Lighthouse
Director Simon Hunter, Producers Tim Dennison & Mark Leake - 1999
The film opens on board a prisoner transport ship that hits a rock and sinks, leaving a few crew members and prisoners alive. This was built as a set in the studio where unfortunately there was no tank to fill to submerge the set. I designed the ships lower cell deck to fit partially inside a large open-ended skip (photo left). When the action reached the moment of flooding the filming was halted and the doors welded shut enabling the skip to be filled up to 8ft deep.
A sequence takes place in the Lamp Room where the main revolving light sits at the top of the lighthouse. The huge glass lenses had to be built both in specially moulded clear plastic and breakaway sugar glass for a stunt that involves the murderer falling onto the unit from the roof section above.
This was built in incredible detail from my sketches and photos from research carried out, some visits even taking my Construction Manager along to look at my desired engineering techniques, structures and textures.

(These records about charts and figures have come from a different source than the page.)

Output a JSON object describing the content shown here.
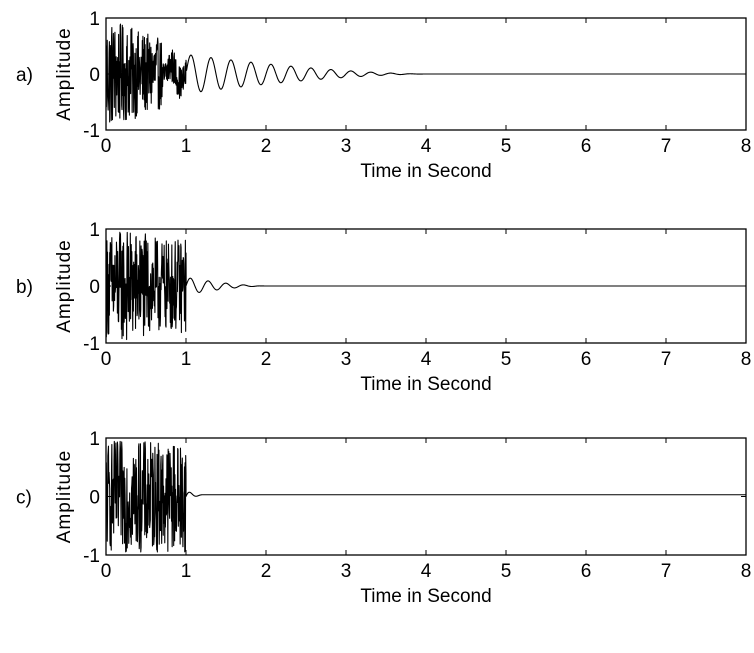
{
  "chart_data": [
    {
      "type": "line",
      "panel_label": "a)",
      "xlabel": "Time in Second",
      "ylabel": "Amplitude",
      "xlim": [
        0,
        8
      ],
      "ylim": [
        -1,
        1
      ],
      "xticks": [
        "0",
        "1",
        "2",
        "3",
        "4",
        "5",
        "6",
        "7",
        "8"
      ],
      "yticks": [
        "-1",
        "0",
        "1"
      ],
      "grid": false,
      "signal": {
        "chaotic_end": 1.0,
        "decay_end": 4.0,
        "ring_frequency": 4,
        "ring_amplitude_at_1s": 0.35
      }
    },
    {
      "type": "line",
      "panel_label": "b)",
      "xlabel": "Time in Second",
      "ylabel": "Amplitude",
      "xlim": [
        0,
        8
      ],
      "ylim": [
        -1,
        1
      ],
      "xticks": [
        "0",
        "1",
        "2",
        "3",
        "4",
        "5",
        "6",
        "7",
        "8"
      ],
      "yticks": [
        "-1",
        "0",
        "1"
      ],
      "grid": false,
      "signal": {
        "chaotic_end": 1.0,
        "decay_end": 2.0,
        "ring_frequency": 4.5,
        "ring_amplitude_at_1s": 0.15
      }
    },
    {
      "type": "line",
      "panel_label": "c)",
      "xlabel": "Time in Second",
      "ylabel": "Amplitude",
      "xlim": [
        0,
        8
      ],
      "ylim": [
        -1,
        1
      ],
      "xticks": [
        "0",
        "1",
        "2",
        "3",
        "4",
        "5",
        "6",
        "7",
        "8"
      ],
      "yticks": [
        "-1",
        "0",
        "1"
      ],
      "grid": false,
      "signal": {
        "chaotic_end": 1.0,
        "decay_end": 1.2,
        "ring_frequency": 5,
        "ring_amplitude_at_1s": 0.1,
        "dc_offset": 0.03
      }
    }
  ]
}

"Lighthouse" gave me an amazing opportunity to design the geography of a whole island; it's beaches, cliffs and eight storey lighthouse perched on top. As the film was set at night the whole thing was shot within the controllable environment of studios.
The exterior 18ft base of the lighthouse built in the studio with 70x70ft of rocky seaweed covered beach around it (left).
The ground floor Control Room (left) was built inside the exterior set (above) so that action could flow from the beach, through the front door and even on up the stairs. All surfaces were aged and broken down, as though they had been painted many times, and all original Victorian furnishings had been repaired numerous times over many years.
Plans were drawn up of each level of the lighthouse with unique curved walls. All built in furniture such as kitchen units, desks and even beds had to be built in curved sections. Each set had to be raised 6ft (2m) off the ground to accommodate the stairs running down to the floor below, and also have a practical ceiling for the stairs running up to the floor above.
Built in units dressed following rough sketches done after my research visits to real lighthouses, some still manned. An opportunity came with this project to incorporate some real character dressing of the lighthouse keepers as the amount of possessions they had here were limited. Collections of pipes, decoration on shells, oiling and mending of clocks, drawing sea birds were all used on shelves and around their beds.
A pivotal scene takes place in the bathroom level of the lighthouse where one of the characters is killed. The Director Simon Hunter wanted to film the arrival of the murderer overhead, so the layout of this set was designed with that one shot in mind.
This scene needed to be bleak, a cold stark place to die.The floor, walls and tiles were white, perfect to show up the deep red of blood splattered over them.
Due to budget, time and stage space available I had only built two round sets that were successfully revamped into five of the eight floors. Each had their own atmosphere, working with the mood of the action that takes place in them.
The two survivors kill the murderer at the end of the film by blowing up the top part of the lighthouse. A model was designed for this and other earlier establishing shots, as well as a full-sized set (below) that was blown up and applied to the model in post production to avoid the fire and explosion looking wrong to the audience in miniature. Two models of the lighthouse were built, one at 4ft (1.2m) and one at 16ft (4.8m) high. The smaller composited into stock sea shots as establishing wide shots, and the larger model used as a perspective model in the full-sized beach set, complete with revolving light!